Looking down past the wing, it gets drier and drier as we fly north from Nairobi to Lodwar, the biggest city in Turkana, the region of Kenya where drought has brought thousands of nomadic pastoralists to the brink of survival. Farmland gives way to a parched rocky landscape where withering temperatures, lack of water and a scorching sun have wiped out the herds of cattle that the Turkana people depend on. Their traditional lifestyle of leading their herds to find pastures and water holes is becoming close to impossible. Malnutrition is widespread across the region.
During this emergency, Mary’s Meals, working with the Diocese of Lodwar, is reaching almost 4,000 children in the most isolated and remote parts of Turkana, providing a daily nutritious meal of maize, beans, rice and vegetable oil in 35 community based nurseries. A further 6000 children have been receiving Mary’s Meals over the last 6 weeks as a response to the humanitarian emergency that is affecting many parts of East Africa. For most of these children, this is the only meal that they are eating each day.
Early the next day we begin the journey to the north of the region, where we will visit communities on the Ethiopian and Sudanese borders. Peter is moving north with his family to be the new teacher at one of the most remote nurseries, Nakinomet. As there is no public transport, our visit to the north offers a welcome opportunity to bring their belongings. As we cross the first dry river bed, Peter tells me that unexpected rains had fallen last week, but these were a false hope as they petered out after three days. Before this, there has been no rain since last November. Climate change here means longer and more severe droughts, higher temperatures and the unpredictability of the seasons.
A small child stands on the horizon watching over a herd of goats. Turkana children also traditionally follow the herds with their parents, collecting wild fruits to eat and occasionally eating the meat, blood and milk of the family’s animals. As the herds have perished, thousands of Turkana children have succumbed to malnutrition as their families scoured the dry scrub-land looking in vain for water and pastures. Over the next three days we will see no cattle, only a few goats and camels.

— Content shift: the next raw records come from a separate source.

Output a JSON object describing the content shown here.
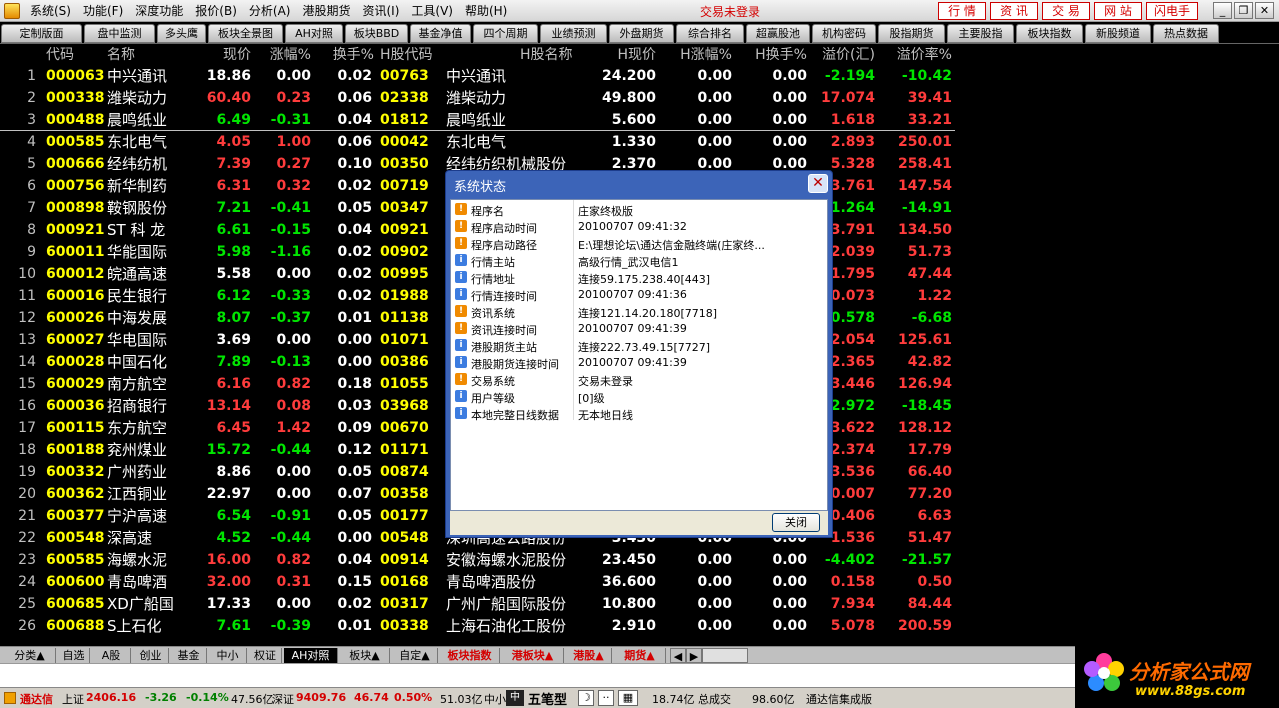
{
  "menu": [
    "系统(S)",
    "功能(F)",
    "深度功能",
    "报价(B)",
    "分析(A)",
    "港股期货",
    "资讯(I)",
    "工具(V)",
    "帮助(H)"
  ],
  "trade_status": "交易未登录",
  "top_buttons": [
    "行 情",
    "资 讯",
    "交 易",
    "网 站",
    "闪电手"
  ],
  "window_buttons": [
    "_",
    "❐",
    "✕"
  ],
  "tabs": [
    "定制版面",
    "盘中监测",
    "多头鹰",
    "板块全景图",
    "AH对照",
    "板块BBD",
    "基金净值",
    "四个周期",
    "业绩预测",
    "外盘期货",
    "综合排名",
    "超赢股池",
    "机构密码",
    "股指期货",
    "主要股指",
    "板块指数",
    "新股频道",
    "热点数据"
  ],
  "columns": [
    "代码",
    "名称",
    "现价",
    "涨幅%",
    "换手%",
    "H股代码",
    "H股名称",
    "H现价",
    "H涨幅%",
    "H换手%",
    "溢价(汇)",
    "溢价率%"
  ],
  "rows": [
    {
      "no": "1",
      "code": "000063",
      "name": "中兴通讯",
      "price": "18.86",
      "chg": "0.00",
      "turn": "0.02",
      "hcode": "00763",
      "hname": "中兴通讯",
      "hprice": "24.200",
      "hchg": "0.00",
      "hturn": "0.00",
      "prem": "-2.194",
      "rate": "-10.42"
    },
    {
      "no": "2",
      "code": "000338",
      "name": "潍柴动力",
      "price": "60.40",
      "chg": "0.23",
      "turn": "0.06",
      "hcode": "02338",
      "hname": "潍柴动力",
      "hprice": "49.800",
      "hchg": "0.00",
      "hturn": "0.00",
      "prem": "17.074",
      "rate": "39.41"
    },
    {
      "no": "3",
      "code": "000488",
      "name": "晨鸣纸业",
      "price": "6.49",
      "chg": "-0.31",
      "turn": "0.04",
      "hcode": "01812",
      "hname": "晨鸣纸业",
      "hprice": "5.600",
      "hchg": "0.00",
      "hturn": "0.00",
      "prem": "1.618",
      "rate": "33.21"
    },
    {
      "no": "4",
      "code": "000585",
      "name": "东北电气",
      "price": "4.05",
      "chg": "1.00",
      "turn": "0.06",
      "hcode": "00042",
      "hname": "东北电气",
      "hprice": "1.330",
      "hchg": "0.00",
      "hturn": "0.00",
      "prem": "2.893",
      "rate": "250.01"
    },
    {
      "no": "5",
      "code": "000666",
      "name": "经纬纺机",
      "price": "7.39",
      "chg": "0.27",
      "turn": "0.10",
      "hcode": "00350",
      "hname": "经纬纺织机械股份",
      "hprice": "2.370",
      "hchg": "0.00",
      "hturn": "0.00",
      "prem": "5.328",
      "rate": "258.41"
    },
    {
      "no": "6",
      "code": "000756",
      "name": "新华制药",
      "price": "6.31",
      "chg": "0.32",
      "turn": "0.02",
      "hcode": "00719",
      "hname": "",
      "hprice": "",
      "hchg": "",
      "hturn": "",
      "prem": "3.761",
      "rate": "147.54"
    },
    {
      "no": "7",
      "code": "000898",
      "name": "鞍钢股份",
      "price": "7.21",
      "chg": "-0.41",
      "turn": "0.05",
      "hcode": "00347",
      "hname": "",
      "hprice": "",
      "hchg": "",
      "hturn": "",
      "prem": "-1.264",
      "rate": "-14.91"
    },
    {
      "no": "8",
      "code": "000921",
      "name": "ST 科 龙",
      "price": "6.61",
      "chg": "-0.15",
      "turn": "0.04",
      "hcode": "00921",
      "hname": "",
      "hprice": "",
      "hchg": "",
      "hturn": "",
      "prem": "3.791",
      "rate": "134.50"
    },
    {
      "no": "9",
      "code": "600011",
      "name": "华能国际",
      "price": "5.98",
      "chg": "-1.16",
      "turn": "0.02",
      "hcode": "00902",
      "hname": "",
      "hprice": "",
      "hchg": "",
      "hturn": "",
      "prem": "2.039",
      "rate": "51.73"
    },
    {
      "no": "10",
      "code": "600012",
      "name": "皖通高速",
      "price": "5.58",
      "chg": "0.00",
      "turn": "0.02",
      "hcode": "00995",
      "hname": "",
      "hprice": "",
      "hchg": "",
      "hturn": "",
      "prem": "1.795",
      "rate": "47.44"
    },
    {
      "no": "11",
      "code": "600016",
      "name": "民生银行",
      "price": "6.12",
      "chg": "-0.33",
      "turn": "0.02",
      "hcode": "01988",
      "hname": "",
      "hprice": "",
      "hchg": "",
      "hturn": "",
      "prem": "0.073",
      "rate": "1.22"
    },
    {
      "no": "12",
      "code": "600026",
      "name": "中海发展",
      "price": "8.07",
      "chg": "-0.37",
      "turn": "0.01",
      "hcode": "01138",
      "hname": "",
      "hprice": "",
      "hchg": "",
      "hturn": "",
      "prem": "-0.578",
      "rate": "-6.68"
    },
    {
      "no": "13",
      "code": "600027",
      "name": "华电国际",
      "price": "3.69",
      "chg": "0.00",
      "turn": "0.00",
      "hcode": "01071",
      "hname": "",
      "hprice": "",
      "hchg": "",
      "hturn": "",
      "prem": "2.054",
      "rate": "125.61"
    },
    {
      "no": "14",
      "code": "600028",
      "name": "中国石化",
      "price": "7.89",
      "chg": "-0.13",
      "turn": "0.00",
      "hcode": "00386",
      "hname": "",
      "hprice": "",
      "hchg": "",
      "hturn": "",
      "prem": "2.365",
      "rate": "42.82"
    },
    {
      "no": "15",
      "code": "600029",
      "name": "南方航空",
      "price": "6.16",
      "chg": "0.82",
      "turn": "0.18",
      "hcode": "01055",
      "hname": "",
      "hprice": "",
      "hchg": "",
      "hturn": "",
      "prem": "3.446",
      "rate": "126.94"
    },
    {
      "no": "16",
      "code": "600036",
      "name": "招商银行",
      "price": "13.14",
      "chg": "0.08",
      "turn": "0.03",
      "hcode": "03968",
      "hname": "",
      "hprice": "",
      "hchg": "",
      "hturn": "",
      "prem": "-2.972",
      "rate": "-18.45"
    },
    {
      "no": "17",
      "code": "600115",
      "name": "东方航空",
      "price": "6.45",
      "chg": "1.42",
      "turn": "0.09",
      "hcode": "00670",
      "hname": "",
      "hprice": "",
      "hchg": "",
      "hturn": "",
      "prem": "3.622",
      "rate": "128.12"
    },
    {
      "no": "18",
      "code": "600188",
      "name": "兖州煤业",
      "price": "15.72",
      "chg": "-0.44",
      "turn": "0.12",
      "hcode": "01171",
      "hname": "",
      "hprice": "",
      "hchg": "",
      "hturn": "",
      "prem": "2.374",
      "rate": "17.79"
    },
    {
      "no": "19",
      "code": "600332",
      "name": "广州药业",
      "price": "8.86",
      "chg": "0.00",
      "turn": "0.05",
      "hcode": "00874",
      "hname": "",
      "hprice": "",
      "hchg": "",
      "hturn": "",
      "prem": "3.536",
      "rate": "66.40"
    },
    {
      "no": "20",
      "code": "600362",
      "name": "江西铜业",
      "price": "22.97",
      "chg": "0.00",
      "turn": "0.07",
      "hcode": "00358",
      "hname": "",
      "hprice": "",
      "hchg": "",
      "hturn": "",
      "prem": "10.007",
      "rate": "77.20"
    },
    {
      "no": "21",
      "code": "600377",
      "name": "宁沪高速",
      "price": "6.54",
      "chg": "-0.91",
      "turn": "0.05",
      "hcode": "00177",
      "hname": "",
      "hprice": "",
      "hchg": "",
      "hturn": "",
      "prem": "0.406",
      "rate": "6.63"
    },
    {
      "no": "22",
      "code": "600548",
      "name": "深高速",
      "price": "4.52",
      "chg": "-0.44",
      "turn": "0.00",
      "hcode": "00548",
      "hname": "深圳高速公路股份",
      "hprice": "3.430",
      "hchg": "0.00",
      "hturn": "0.00",
      "prem": "1.536",
      "rate": "51.47"
    },
    {
      "no": "23",
      "code": "600585",
      "name": "海螺水泥",
      "price": "16.00",
      "chg": "0.82",
      "turn": "0.04",
      "hcode": "00914",
      "hname": "安徽海螺水泥股份",
      "hprice": "23.450",
      "hchg": "0.00",
      "hturn": "0.00",
      "prem": "-4.402",
      "rate": "-21.57"
    },
    {
      "no": "24",
      "code": "600600",
      "name": "青岛啤酒",
      "price": "32.00",
      "chg": "0.31",
      "turn": "0.15",
      "hcode": "00168",
      "hname": "青岛啤酒股份",
      "hprice": "36.600",
      "hchg": "0.00",
      "hturn": "0.00",
      "prem": "0.158",
      "rate": "0.50"
    },
    {
      "no": "25",
      "code": "600685",
      "name": "XD广船国",
      "price": "17.33",
      "chg": "0.00",
      "turn": "0.02",
      "hcode": "00317",
      "hname": "广州广船国际股份",
      "hprice": "10.800",
      "hchg": "0.00",
      "hturn": "0.00",
      "prem": "7.934",
      "rate": "84.44"
    },
    {
      "no": "26",
      "code": "600688",
      "name": "S上石化",
      "price": "7.61",
      "chg": "-0.39",
      "turn": "0.01",
      "hcode": "00338",
      "hname": "上海石油化工股份",
      "hprice": "2.910",
      "hchg": "0.00",
      "hturn": "0.00",
      "prem": "5.078",
      "rate": "200.59"
    }
  ],
  "dialog": {
    "title": "系统状态",
    "close_label": "关闭",
    "items": [
      {
        "icon": "warning-icon",
        "label": "程序名",
        "value": "庄家终极版"
      },
      {
        "icon": "warning-icon",
        "label": "程序启动时间",
        "value": "20100707 09:41:32"
      },
      {
        "icon": "warning-icon",
        "label": "程序启动路径",
        "value": "E:\\理想论坛\\通达信金融终端(庄家终..."
      },
      {
        "icon": "info-icon",
        "label": "行情主站",
        "value": "高级行情_武汉电信1"
      },
      {
        "icon": "info-icon",
        "label": "行情地址",
        "value": "连接59.175.238.40[443]"
      },
      {
        "icon": "info-icon",
        "label": "行情连接时间",
        "value": "20100707 09:41:36"
      },
      {
        "icon": "warning-icon",
        "label": "资讯系统",
        "value": "连接121.14.20.180[7718]"
      },
      {
        "icon": "warning-icon",
        "label": "资讯连接时间",
        "value": "20100707 09:41:39"
      },
      {
        "icon": "info-icon",
        "label": "港股期货主站",
        "value": "连接222.73.49.15[7727]"
      },
      {
        "icon": "info-icon",
        "label": "港股期货连接时间",
        "value": "20100707 09:41:39"
      },
      {
        "icon": "warning-icon",
        "label": "交易系统",
        "value": "交易未登录"
      },
      {
        "icon": "info-icon",
        "label": "用户等级",
        "value": "[0]级"
      },
      {
        "icon": "info-icon",
        "label": "本地完整日线数据",
        "value": "无本地日线"
      }
    ]
  },
  "bottom_tabs": [
    "分类▲",
    "自选",
    "A股",
    "创业",
    "基金",
    "中小",
    "权证",
    "AH对照",
    "板块▲",
    "自定▲",
    "板块指数",
    "港板块▲",
    "港股▲",
    "期货▲"
  ],
  "status": {
    "app": "通达信",
    "sh_label": "上证",
    "sh_index": "2406.16",
    "sh_change": "-3.26",
    "sh_pct": "-0.14%",
    "sh_amount": "47.56亿",
    "sz_label": "深证",
    "sz_index": "9409.76",
    "sz_change": "46.74",
    "sz_pct": "0.50%",
    "sz_amount": "51.03亿",
    "zx_label": "中小",
    "input_method": "五笔型",
    "amount1": "18.74亿",
    "total_label": "总成交",
    "total_amount": "98.60亿",
    "edition": "通达信集成版"
  },
  "logo": {
    "text": "分析家公式网",
    "url": "www.88gs.com"
  },
  "colors": {
    "up": "#ff3c3c",
    "down": "#00e600",
    "neutral": "#ffffff",
    "code": "#ffff00",
    "name": "#ffffff",
    "red_tab": "#d40000"
  }
}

We visit 8 nurseries as we travel north and in each community we meet with the children attending the nurseries, their parents and the village elders. Peter translates from Turkana. The communities are closely involved in the running of the nurseries and we see that they have built classrooms, store rooms and shelters using local materials. Mary’s Meals’ programme is meeting immediate needs by providing enough food to prevent malnutrition but is also enabling children to receive an education and the teachers work hard to prepare them for entry into primary school.
Most of the communities tell me that Mary’s Meals is the only daily meal that the children will receive. In some of the nurseries, over the prolonged drought period, the numbers of children has quadrupled. In Kotopia Nursery which opened in June, Alice, a mother of 8 tells me – ‘Before, the children were not eating anything for days. We would give the weak ones milk but we have no cattle left now. Even the wild fruit trees had stopped bearing. We had absolutely nothing. Our children’s lives have been saved by the nursery. Before they could only sleep, they were dizzy, weak and sometimes fainted. Their skin was coming out in sores, and their hair was turning brown; they had all the signs of starving. We had to look for help and walked here. Now we see all of our children getting better. They get enough to eat and finish nursery happy, and ready to play and help us gather firewood and get water’.
Peter explains that drought has not been the only reason for the loss of herds. Neighbouring tribes from Sudan and Ethiopia regularly cross the border in armed groups of more than a hundred men to raid the Turkana herds. As we approach Nakinomet, we see a group of armed Turkana men patrolling the area.
Recently a series of violent raids took place and as people fleeing the violence added to those who had already lost their herds to hunger and thirst, the numbers of children attending the nursery increased from 260 to 870.
The Turkana people are praying for rain in October and hope that they can gradually recover their herds. They know that climate change is making their traditional livelihoods more and more difficult and they are beginning to adapt with the support of the Diocese by beginning to plant crops. They are also encouraging their children to gain an education so that they will be better prepared for the challenging future that faces them. In the meantime, the children in the Diocesan nurseries depend on Mary’s Meals for their survival.